Demokrasi bukan tujuan tetapi jalan menuju tatanan kehidupan bersama yang lebih baik. Banyak orang, organisasi, dan negara yang mengamini jalan demokrasi ini untuk tatanan kehidupan yang lebih baik. “One might have a number reasons for accepting democracy: it might be seen as the most fair system, the most just system, and so on” (Michael Goodhart, 2005). Demokrasi pun menjadi sistem sosial yang lahir dari rahim dialektika sejarah manusia yang melebur dalam kelompok sosial dan berperan dalam regulasi rotasi kekuasaan di dalamnya. Demokrasi juga bukan sekadar standar untuk mengatur sirkulasi kekuasaan tetapi juga sebagai seni dalam kehidupan bergaul demi tercapai bonum commune (kehidupan bersama yang lebih baik).
Sebagai sebuah organisasi, Ikamaya (Ikatan Keluarga Besar Manggarai Raya) memilih jalan demokrasi dalam bujur-lintang "pergaulan hidup"-nya. Demokrasi adalah paket yang "tak berbungkus" dalam nilai-nilai budaya manggarai kepada ahli warisnya. Nilai tersebut ditetaskan dalam ungkapan “muku ca pu'u neka curup, teu ta ambo neka woleng lako; bantang cama reje leleng”. Sebagai sebuah seni, demokrasi telah memoles pola-pola kebersamaan dan pengambilan kebijakan bersama. Kebersamaan yang terbersit iklim persaudaraan dan kekeluargaan membuat Ikamaya terus menggema dalam hati dan pikiran seluruh warga Manggarai Yogyakarta.
Di awal tahun 2011 ini, Ikamaya menyematkan platform demokrasi dalam mengatur rotasi kekuasaan (pemimpin). Tanggal 06 februari 2011, Ikamaya mengadakan Pemilihan Ketua Ikamaya (pilkaya) yang baru. KPPI (Komisi Pemilihan Pengurus Ikamaya) yang mengurus pemilihan ketua ikamaya menggunakan sistem pemilihan langsung di setiap distrik (rayon) untuk mengakomodasi suara-suara demos Manggarai Yogyakarta.
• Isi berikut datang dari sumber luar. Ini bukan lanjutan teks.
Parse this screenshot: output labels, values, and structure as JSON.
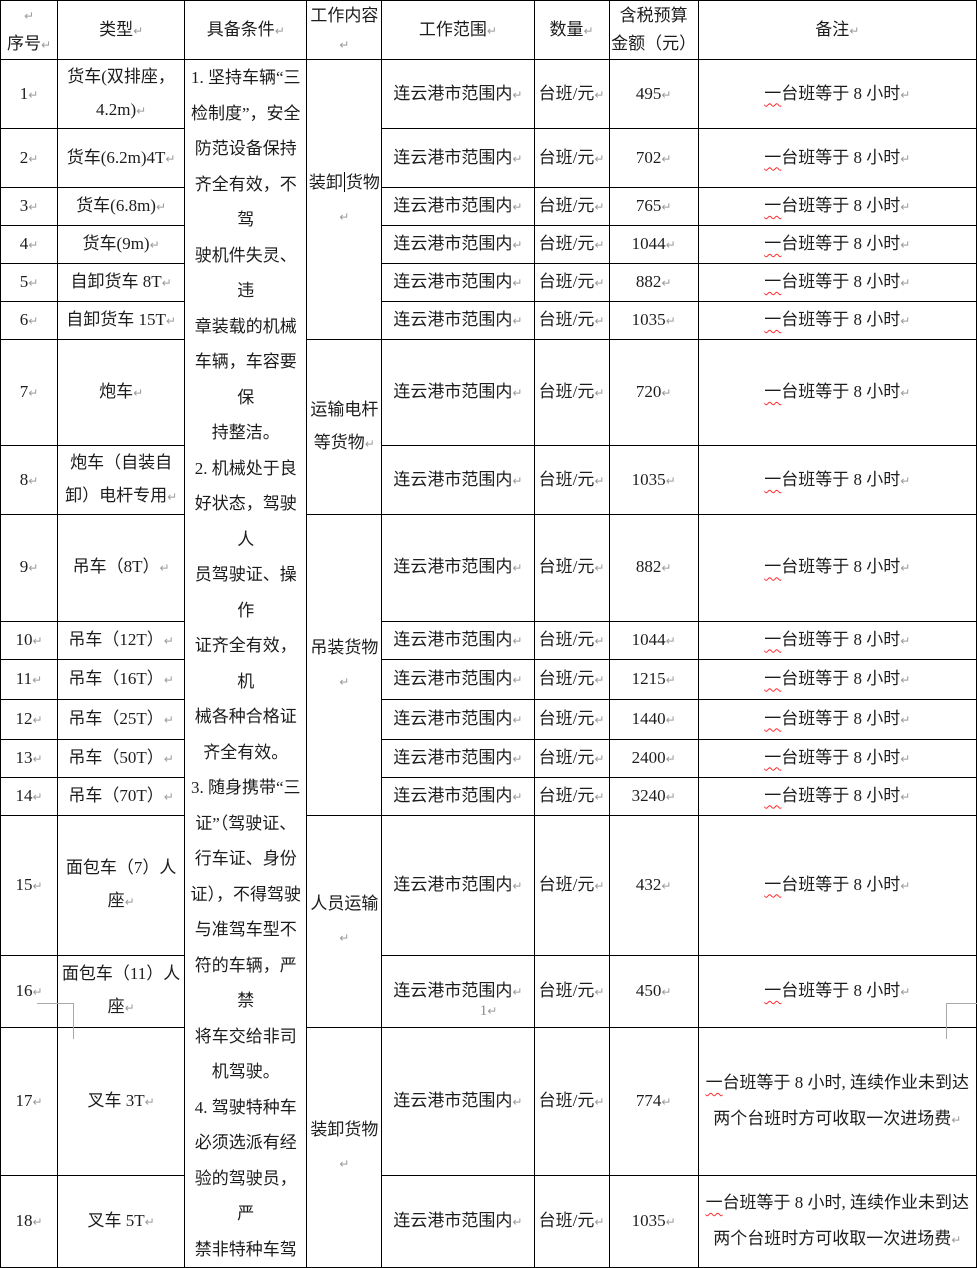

Rayon-rayon tersebut terdiri atas rayon Mrican, Babarsari, Janti-Kledokan, Sagan, RPS-rayon "Pantai Selatan" (Kusuma Negara, Timoho dan sekitarnya) dan Maguwo. Asas pemilihannya menggunakan asas pemilihan umum negara Jerman yakni langsung, umum, bebas, setara dan rahasia. Skema ini pemilihan ini dipakai untuk memperoleh pimimpin (ketua Ikamaya) yang legitim (legitimate) secara demokrasi. Idealitas demokrasi dalam pilkaya 2011 sangat terasa yakni keterlibatan hampir seluruh demos (ase kae,lawa) dalam proses pemilihan. Idealitas inilah yang teriakan oleh Jose Maria Maravall bahwa politisi yang ingin berkuasa dan membuat keputusuan dimungkinkan oleh mekanisme demokratis yakni pemilu. Dalam konteks pilkaya, setiap kandidat yang mencalonkan diri untuk dipilih adalah "politisi". Setiap demos bertanggung jawab dan sadar akan pilihannya. Money politics-one dollar one vote terinjak oleh prinsip one man one vote. Di beberapa praktek pelaksanaanya memang terdapat kekurangan-kekurangan teknis seperti diangkat oleh perwakilan organisasi Gavarta, Arfan Nabu dan praktisi organisasi, Fransales Mando Djerubu, bahwa kurangnya sosialisasi tentang proses pilkaya, tetapi secara keseluruhan proses itu berjalan aman dan in optima forma. Segenap perwakilan organisasi “di bawah” Ikamaya (Ikamrsta, Gavarta, Plakat, X-Pio, Society, Loyola Community, Ikalewa dan JXCOM) mengapresiasi kerja Ikamaya dan KPPI dalam proses pilkaya.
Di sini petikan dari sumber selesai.